Establishing a relationship between the cosmological 21 cm power spectrum and interferometric closure phases
Pascal M. Keller, Bojan Nikolic, Nithyanandan Thyagarajan
Abstract
Measurements of the cosmic 21 cm signal need to achieve a high dynamic range to isolate it from bright foreground emissions. Calibration inaccuracies can compromise the spectral fidelity of the smooth foreground continuum, thereby limiting the dynamic range and potentially precluding the detection of the cosmic line signal. In light of this challenge, recent work has proposed using the calibration-independent closure phase to search for the spectral fluctuations of the cosmic 21 cm signal. However, so far there has been only a heuristic understanding of how closure phases map to the cosmological 21 cm power spectrum. This work aims to establish a more accurate mathematical relationship between closure phases and the cosmological power spectrum of the background line signal. Building on previous work, we treat the cosmic signal component as a perturbation to the closure phase and use a delay spectrum approach to estimate its power.
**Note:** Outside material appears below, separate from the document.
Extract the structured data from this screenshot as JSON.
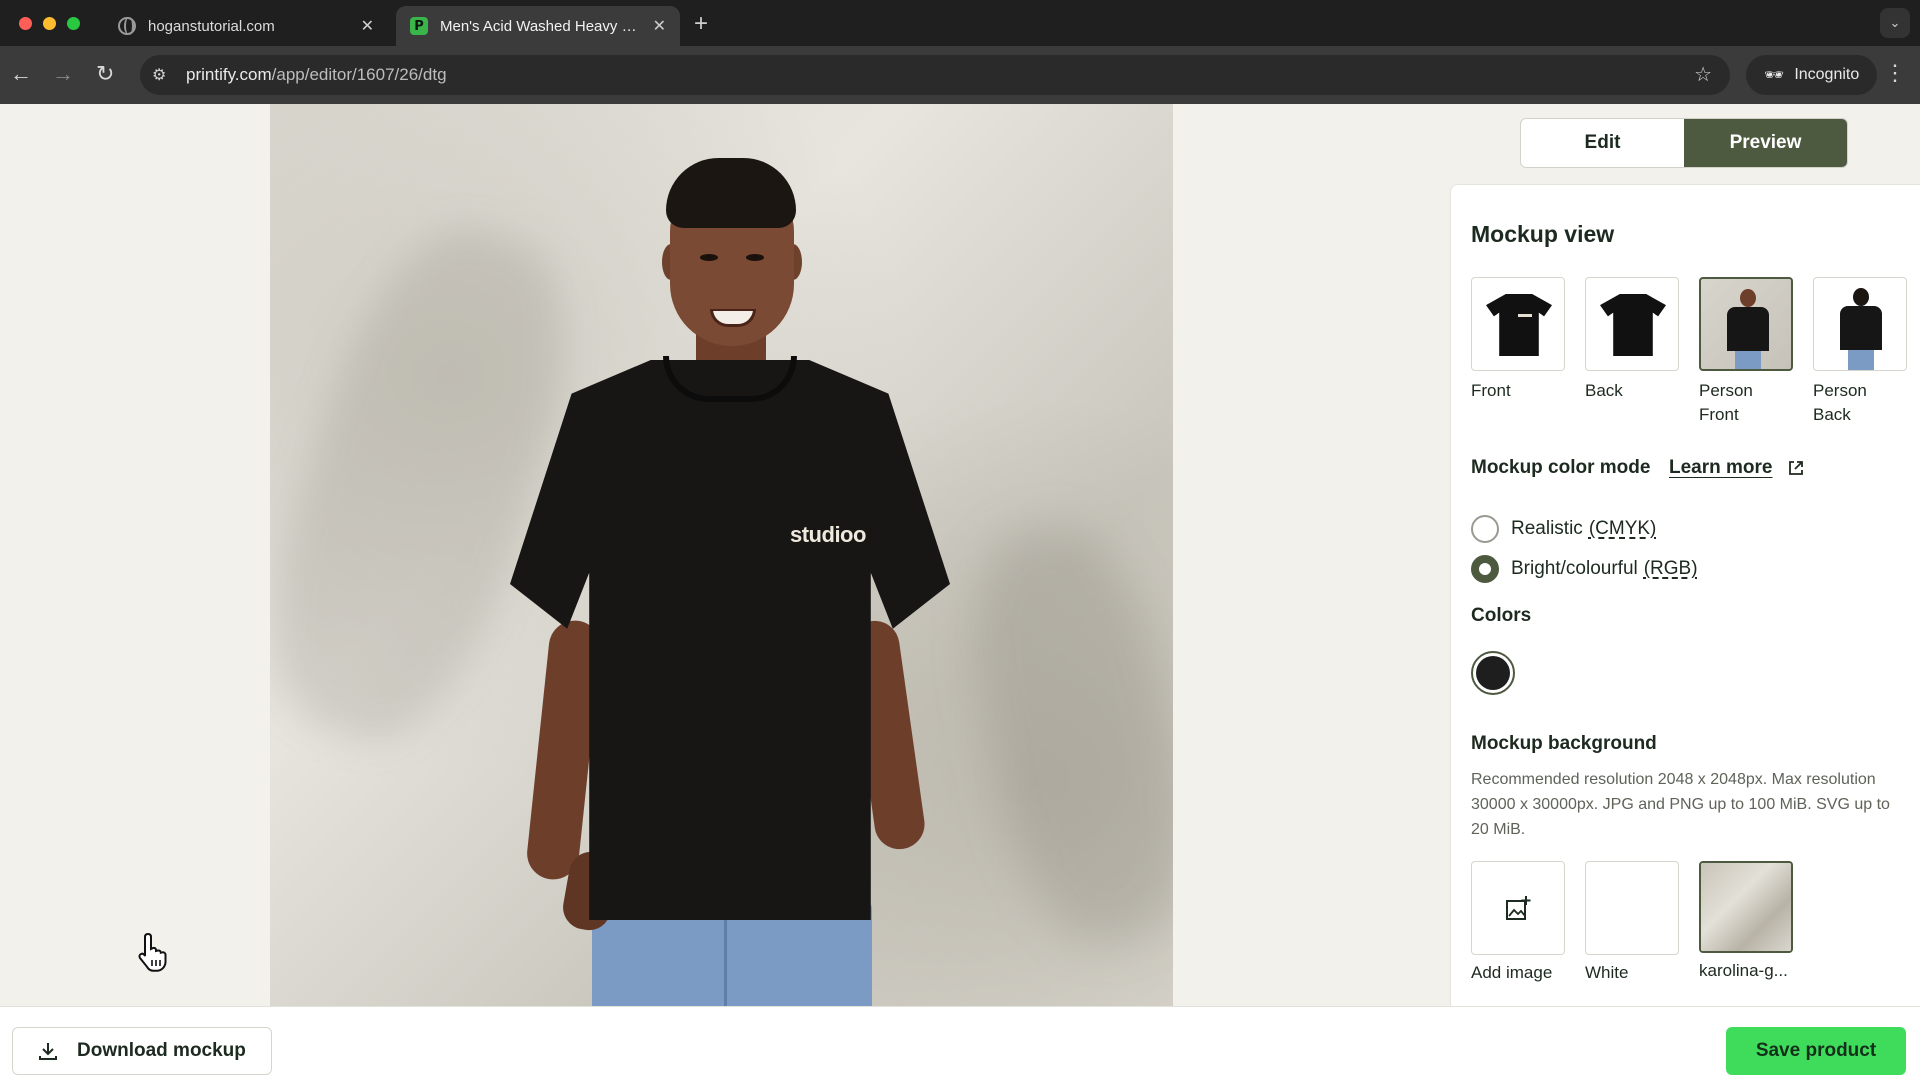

We establish the relationship between this estimate and the cosmological power spectrum using standard Fourier transform techniques and validate it using simulated HERA observations. We find that, statistically, the power spectrum estimate from closure phases is approximately equal to the cosmological power spectrum convolved with a foreground-dependent window function, provided that the signal-to-foreground ratio is small. Compared with standard approaches, the foreground dependence of the window function results in an increased amount of mode-mixing and a more pronounced proliferation of foreground power along the line-of-sight dimension of the cylindrical power spectrum. These effects can be mitigated by flagging instances where the window function is broad. Crucial to gaining the necessary sensitivity, this mapping will allow us to average the measurements of closure triads of different shapes based on their imprint in cylindrical Fourier space.